Tech giants aim for encryption in memory
Some of the biggest names in tech have joined forces for a project to provide a fully encrypted life cycle for sensitive business data.
Companies including Microsoft, IBM, Intel, Red Hat and Google Cloud have teamed up to found the Confidential Computing Consortium.
The consortium will aim to develop a method for enterprises to process encrypted data in memory while ensuring it is protected from the rest of the system.
The other founding members of the consortium are ARM, Swiss operator Swisscom and Chinese internet giants Alibaba, Baidu and Tencent.
The consortium plans to serve as a way for the industry to collaborate on the development of open source technology and frameworks that support new confidential computing scenarios.
Confidential computing refers to protecting data while in use, so data is not visible in unencrypted form even during computation.
This would mean the data is not even accessible to public cloud or edge device vendors, laying the foundation for new computing scenarios such as protecting sensitive data such as proprietary machine learning models and customer information at the edge, and enabling confidential query processing in database engines within secure enclaves.
Enabling these scenarios requires the development of new attestation and key management services, and the development of confidential hardware.
While there are multiple implementations of confidential hardware, each has its own SDK, leading to interoperability issues and complexity for developers.
The consortium plans to create technology, taxonomy and cross-platform development tools for confidential computing to enable the development of software that can be deployed across different public clouds and Trusted Execution Environment architectures.

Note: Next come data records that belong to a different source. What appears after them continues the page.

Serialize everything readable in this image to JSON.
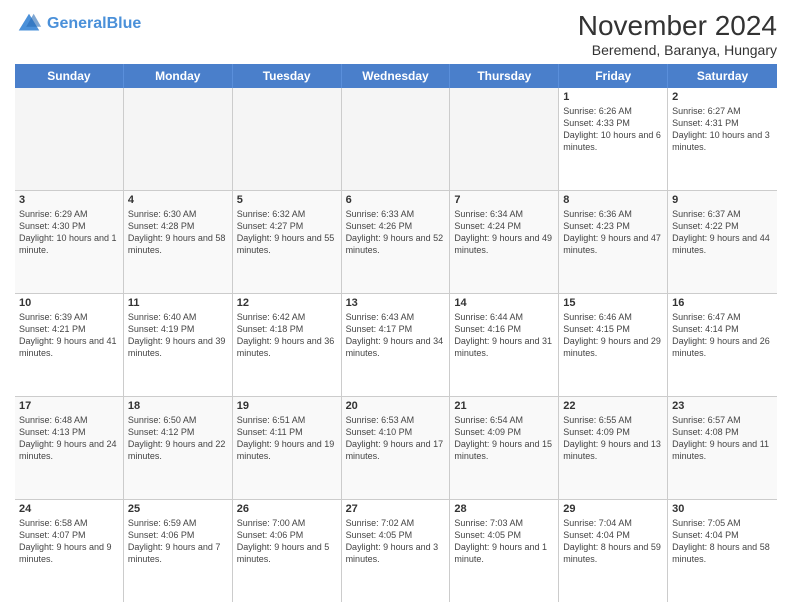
{
  "header": {
    "logo_line1": "General",
    "logo_line2": "Blue",
    "month": "November 2024",
    "location": "Beremend, Baranya, Hungary"
  },
  "weekdays": [
    "Sunday",
    "Monday",
    "Tuesday",
    "Wednesday",
    "Thursday",
    "Friday",
    "Saturday"
  ],
  "rows": [
    [
      {
        "day": "",
        "text": "",
        "empty": true
      },
      {
        "day": "",
        "text": "",
        "empty": true
      },
      {
        "day": "",
        "text": "",
        "empty": true
      },
      {
        "day": "",
        "text": "",
        "empty": true
      },
      {
        "day": "",
        "text": "",
        "empty": true
      },
      {
        "day": "1",
        "text": "Sunrise: 6:26 AM\nSunset: 4:33 PM\nDaylight: 10 hours and 6 minutes."
      },
      {
        "day": "2",
        "text": "Sunrise: 6:27 AM\nSunset: 4:31 PM\nDaylight: 10 hours and 3 minutes."
      }
    ],
    [
      {
        "day": "3",
        "text": "Sunrise: 6:29 AM\nSunset: 4:30 PM\nDaylight: 10 hours and 1 minute."
      },
      {
        "day": "4",
        "text": "Sunrise: 6:30 AM\nSunset: 4:28 PM\nDaylight: 9 hours and 58 minutes."
      },
      {
        "day": "5",
        "text": "Sunrise: 6:32 AM\nSunset: 4:27 PM\nDaylight: 9 hours and 55 minutes."
      },
      {
        "day": "6",
        "text": "Sunrise: 6:33 AM\nSunset: 4:26 PM\nDaylight: 9 hours and 52 minutes."
      },
      {
        "day": "7",
        "text": "Sunrise: 6:34 AM\nSunset: 4:24 PM\nDaylight: 9 hours and 49 minutes."
      },
      {
        "day": "8",
        "text": "Sunrise: 6:36 AM\nSunset: 4:23 PM\nDaylight: 9 hours and 47 minutes."
      },
      {
        "day": "9",
        "text": "Sunrise: 6:37 AM\nSunset: 4:22 PM\nDaylight: 9 hours and 44 minutes."
      }
    ],
    [
      {
        "day": "10",
        "text": "Sunrise: 6:39 AM\nSunset: 4:21 PM\nDaylight: 9 hours and 41 minutes."
      },
      {
        "day": "11",
        "text": "Sunrise: 6:40 AM\nSunset: 4:19 PM\nDaylight: 9 hours and 39 minutes."
      },
      {
        "day": "12",
        "text": "Sunrise: 6:42 AM\nSunset: 4:18 PM\nDaylight: 9 hours and 36 minutes."
      },
      {
        "day": "13",
        "text": "Sunrise: 6:43 AM\nSunset: 4:17 PM\nDaylight: 9 hours and 34 minutes."
      },
      {
        "day": "14",
        "text": "Sunrise: 6:44 AM\nSunset: 4:16 PM\nDaylight: 9 hours and 31 minutes."
      },
      {
        "day": "15",
        "text": "Sunrise: 6:46 AM\nSunset: 4:15 PM\nDaylight: 9 hours and 29 minutes."
      },
      {
        "day": "16",
        "text": "Sunrise: 6:47 AM\nSunset: 4:14 PM\nDaylight: 9 hours and 26 minutes."
      }
    ],
    [
      {
        "day": "17",
        "text": "Sunrise: 6:48 AM\nSunset: 4:13 PM\nDaylight: 9 hours and 24 minutes."
      },
      {
        "day": "18",
        "text": "Sunrise: 6:50 AM\nSunset: 4:12 PM\nDaylight: 9 hours and 22 minutes."
      },
      {
        "day": "19",
        "text": "Sunrise: 6:51 AM\nSunset: 4:11 PM\nDaylight: 9 hours and 19 minutes."
      },
      {
        "day": "20",
        "text": "Sunrise: 6:53 AM\nSunset: 4:10 PM\nDaylight: 9 hours and 17 minutes."
      },
      {
        "day": "21",
        "text": "Sunrise: 6:54 AM\nSunset: 4:09 PM\nDaylight: 9 hours and 15 minutes."
      },
      {
        "day": "22",
        "text": "Sunrise: 6:55 AM\nSunset: 4:09 PM\nDaylight: 9 hours and 13 minutes."
      },
      {
        "day": "23",
        "text": "Sunrise: 6:57 AM\nSunset: 4:08 PM\nDaylight: 9 hours and 11 minutes."
      }
    ],
    [
      {
        "day": "24",
        "text": "Sunrise: 6:58 AM\nSunset: 4:07 PM\nDaylight: 9 hours and 9 minutes."
      },
      {
        "day": "25",
        "text": "Sunrise: 6:59 AM\nSunset: 4:06 PM\nDaylight: 9 hours and 7 minutes."
      },
      {
        "day": "26",
        "text": "Sunrise: 7:00 AM\nSunset: 4:06 PM\nDaylight: 9 hours and 5 minutes."
      },
      {
        "day": "27",
        "text": "Sunrise: 7:02 AM\nSunset: 4:05 PM\nDaylight: 9 hours and 3 minutes."
      },
      {
        "day": "28",
        "text": "Sunrise: 7:03 AM\nSunset: 4:05 PM\nDaylight: 9 hours and 1 minute."
      },
      {
        "day": "29",
        "text": "Sunrise: 7:04 AM\nSunset: 4:04 PM\nDaylight: 8 hours and 59 minutes."
      },
      {
        "day": "30",
        "text": "Sunrise: 7:05 AM\nSunset: 4:04 PM\nDaylight: 8 hours and 58 minutes."
      }
    ]
  ]
}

The project will include the development of common, open source frameworks and SDKs to enable developers to write code that is portable between environments. This support will initially encompass Intel's SGX and ARM's TrustZone solutions.
From an Australian perspective, the project could run afoul of the encryption Bill, the legislation which enables law enforcement and intelligence agencies to compel technology companies to facilitate access to encrypted communications from their users.